Tout ce qui résiste doit être éliminé, tout ce qui est différent doit être éradiqué. Dans ces heures noires, sombres, la France devait malheureusement commettre l’irréparable. Cet irréparable a un nom : Vichy, et des acteurs, Pétain, Laval et tant d’autres. Cet irréparable est non seulement grave mais aussi, et surtout, multiple. Il y a les 76 000 Juifs français livrés aux Allemands, vers Drancy, vers Auschwitz, vers la mort et l’innommable. Il y a les militants communistes, socialistes, syndicalistes, arrêtés, liquidés, déportés. Il y a aussi les lois, ce que l’on a tendance à oublier.
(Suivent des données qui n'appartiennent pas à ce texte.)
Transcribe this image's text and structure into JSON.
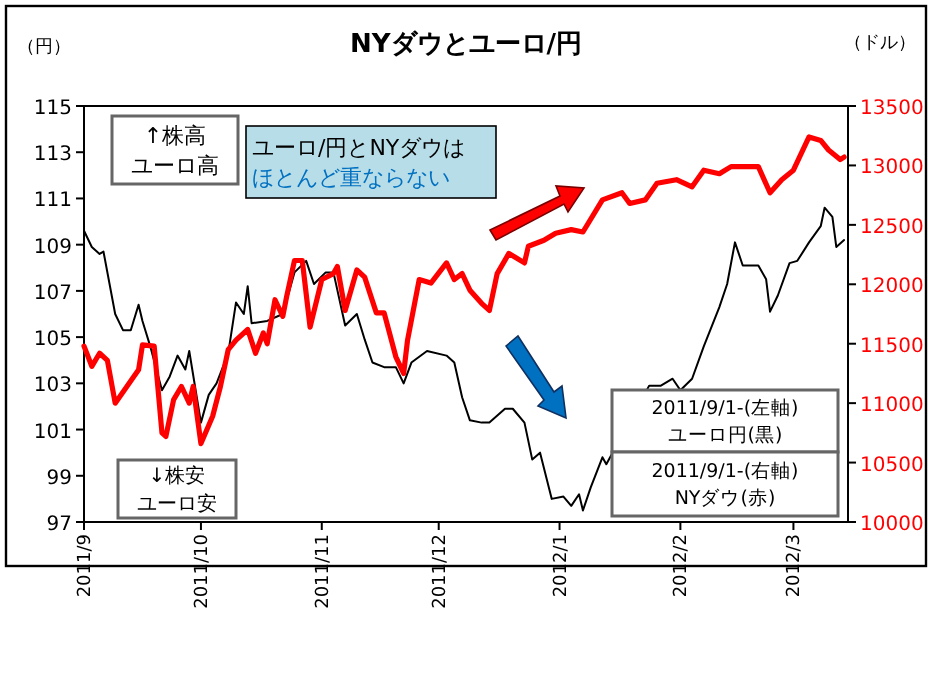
{
  "chart_data": {
    "type": "line",
    "title": "NYダウとユーロ/円",
    "ylabel": "（円）",
    "y2label": "（ドル）",
    "xlim": [
      "2011-09-01",
      "2012-03-15"
    ],
    "xticks": [
      {
        "value": "2011-09-01",
        "label": "2011/9"
      },
      {
        "value": "2011-10-01",
        "label": "2011/10"
      },
      {
        "value": "2011-11-01",
        "label": "2011/11"
      },
      {
        "value": "2011-12-01",
        "label": "2011/12"
      },
      {
        "value": "2012-01-01",
        "label": "2012/1"
      },
      {
        "value": "2012-02-01",
        "label": "2012/2"
      },
      {
        "value": "2012-03-01",
        "label": "2012/3"
      }
    ],
    "ylim": [
      97,
      115
    ],
    "yticks": [
      97,
      99,
      101,
      103,
      105,
      107,
      109,
      111,
      113,
      115
    ],
    "y2lim": [
      10000,
      13500
    ],
    "y2ticks": [
      10000,
      10500,
      11000,
      11500,
      12000,
      12500,
      13000,
      13500
    ],
    "grid": false,
    "marker": "none",
    "line_style": "solid",
    "series": [
      {
        "color": "#000000",
        "x": [
          "2011-09-01",
          "2011-09-03",
          "2011-09-05",
          "2011-09-06",
          "2011-09-09",
          "2011-09-11",
          "2011-09-13",
          "2011-09-15",
          "2011-09-16",
          "2011-09-18",
          "2011-09-21",
          "2011-09-23",
          "2011-09-25",
          "2011-09-27",
          "2011-09-28",
          "2011-10-01",
          "2011-10-03",
          "2011-10-05",
          "2011-10-08",
          "2011-10-10",
          "2011-10-12",
          "2011-10-13",
          "2011-10-14",
          "2011-10-18",
          "2011-10-22",
          "2011-10-25",
          "2011-10-28",
          "2011-10-30",
          "2011-11-02",
          "2011-11-04",
          "2011-11-07",
          "2011-11-10",
          "2011-11-12",
          "2011-11-14",
          "2011-11-17",
          "2011-11-20",
          "2011-11-22",
          "2011-11-24",
          "2011-11-28",
          "2011-12-03",
          "2011-12-05",
          "2011-12-07",
          "2011-12-09",
          "2011-12-12",
          "2011-12-14",
          "2011-12-18",
          "2011-12-20",
          "2011-12-23",
          "2011-12-25",
          "2011-12-27",
          "2011-12-30",
          "2012-01-02",
          "2012-01-04",
          "2012-01-06",
          "2012-01-07",
          "2012-01-09",
          "2012-01-12",
          "2012-01-13",
          "2012-01-24",
          "2012-01-27",
          "2012-01-30",
          "2012-02-01",
          "2012-02-04",
          "2012-02-07",
          "2012-02-11",
          "2012-02-13",
          "2012-02-15",
          "2012-02-17",
          "2012-02-21",
          "2012-02-23",
          "2012-02-24",
          "2012-02-26",
          "2012-02-29",
          "2012-03-02",
          "2012-03-05",
          "2012-03-08",
          "2012-03-09",
          "2012-03-11",
          "2012-03-12",
          "2012-03-14"
        ],
        "values": [
          109.6,
          108.9,
          108.6,
          108.7,
          106.0,
          105.3,
          105.3,
          106.4,
          105.7,
          104.6,
          102.7,
          103.3,
          104.2,
          103.6,
          104.4,
          101.3,
          102.5,
          103.0,
          104.3,
          106.5,
          106.0,
          107.2,
          105.6,
          105.7,
          106.0,
          107.8,
          108.3,
          107.3,
          107.8,
          107.8,
          105.5,
          106.0,
          104.9,
          103.9,
          103.7,
          103.7,
          103.0,
          103.9,
          104.4,
          104.2,
          103.9,
          102.4,
          101.4,
          101.3,
          101.3,
          101.9,
          101.9,
          101.3,
          99.7,
          100.0,
          98.0,
          98.1,
          97.7,
          98.2,
          97.5,
          98.5,
          99.8,
          99.5,
          102.9,
          102.9,
          103.2,
          102.7,
          103.2,
          104.6,
          106.3,
          107.3,
          109.1,
          108.1,
          108.1,
          107.5,
          106.1,
          106.8,
          108.2,
          108.3,
          109.1,
          109.8,
          110.6,
          110.2,
          108.9,
          109.2
        ]
      },
      {
        "color": "#ff0000",
        "axis": "y2",
        "x": [
          "2011-09-01",
          "2011-09-03",
          "2011-09-05",
          "2011-09-07",
          "2011-09-09",
          "2011-09-12",
          "2011-09-15",
          "2011-09-16",
          "2011-09-19",
          "2011-09-21",
          "2011-09-22",
          "2011-09-24",
          "2011-09-26",
          "2011-09-28",
          "2011-09-29",
          "2011-10-01",
          "2011-10-04",
          "2011-10-06",
          "2011-10-08",
          "2011-10-10",
          "2011-10-13",
          "2011-10-15",
          "2011-10-17",
          "2011-10-18",
          "2011-10-20",
          "2011-10-22",
          "2011-10-23",
          "2011-10-25",
          "2011-10-27",
          "2011-10-29",
          "2011-11-01",
          "2011-11-04",
          "2011-11-05",
          "2011-11-07",
          "2011-11-10",
          "2011-11-12",
          "2011-11-15",
          "2011-11-17",
          "2011-11-20",
          "2011-11-22",
          "2011-11-23",
          "2011-11-26",
          "2011-11-29",
          "2011-12-03",
          "2011-12-05",
          "2011-12-07",
          "2011-12-09",
          "2011-12-12",
          "2011-12-14",
          "2011-12-16",
          "2011-12-19",
          "2011-12-23",
          "2011-12-24",
          "2011-12-28",
          "2011-12-31",
          "2012-01-04",
          "2012-01-07",
          "2012-01-12",
          "2012-01-17",
          "2012-01-19",
          "2012-01-23",
          "2012-01-26",
          "2012-01-31",
          "2012-02-04",
          "2012-02-07",
          "2012-02-11",
          "2012-02-14",
          "2012-02-21",
          "2012-02-24",
          "2012-02-27",
          "2012-03-01",
          "2012-03-05",
          "2012-03-08",
          "2012-03-10",
          "2012-03-13",
          "2012-03-14"
        ],
        "values": [
          11480,
          11310,
          11420,
          11360,
          11000,
          11140,
          11280,
          11490,
          11480,
          10750,
          10720,
          11030,
          11140,
          11000,
          11140,
          10660,
          10890,
          11140,
          11450,
          11530,
          11620,
          11420,
          11590,
          11500,
          11870,
          11730,
          11900,
          12200,
          12200,
          11640,
          12040,
          12090,
          12150,
          11780,
          12120,
          12060,
          11760,
          11760,
          11390,
          11250,
          11530,
          12040,
          12010,
          12180,
          12040,
          12090,
          11950,
          11840,
          11780,
          12090,
          12260,
          12180,
          12320,
          12370,
          12430,
          12460,
          12440,
          12710,
          12770,
          12680,
          12710,
          12850,
          12880,
          12820,
          12960,
          12930,
          12990,
          12990,
          12770,
          12880,
          12960,
          13240,
          13210,
          13130,
          13050,
          13070
        ]
      }
    ],
    "annotations": [
      "↑株高",
      "ユーロ高",
      "ユーロ/円とNYダウは",
      "ほとんど重ならない",
      "↓株安",
      "ユーロ安",
      "2011/9/1-(左軸)",
      "ユーロ円(黒)",
      "2011/9/1-(右軸)",
      "NYダウ(赤)"
    ]
  }
}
Des lois liberticides, des lois scélérates, des lois rétrogrades, des lois réactionnaires.

Ici, à la porte B Usine Marius Berliet, le monde du travail doit se souvenir de ce que le régime de Vichy, et l’extrême droite française, ont réservé aux ouvriers et à la représentation syndicale: le STO ; la Charte du Travail avec des syndicats uniques ; l’interdiction du droit de grève, ou encore la création des Groupes d’Action pour la Justice Sociale, chargés de traquer les réfractaires contre de l’argent, et d’enlever la main-d’œuvre jusqu’en pleine rue !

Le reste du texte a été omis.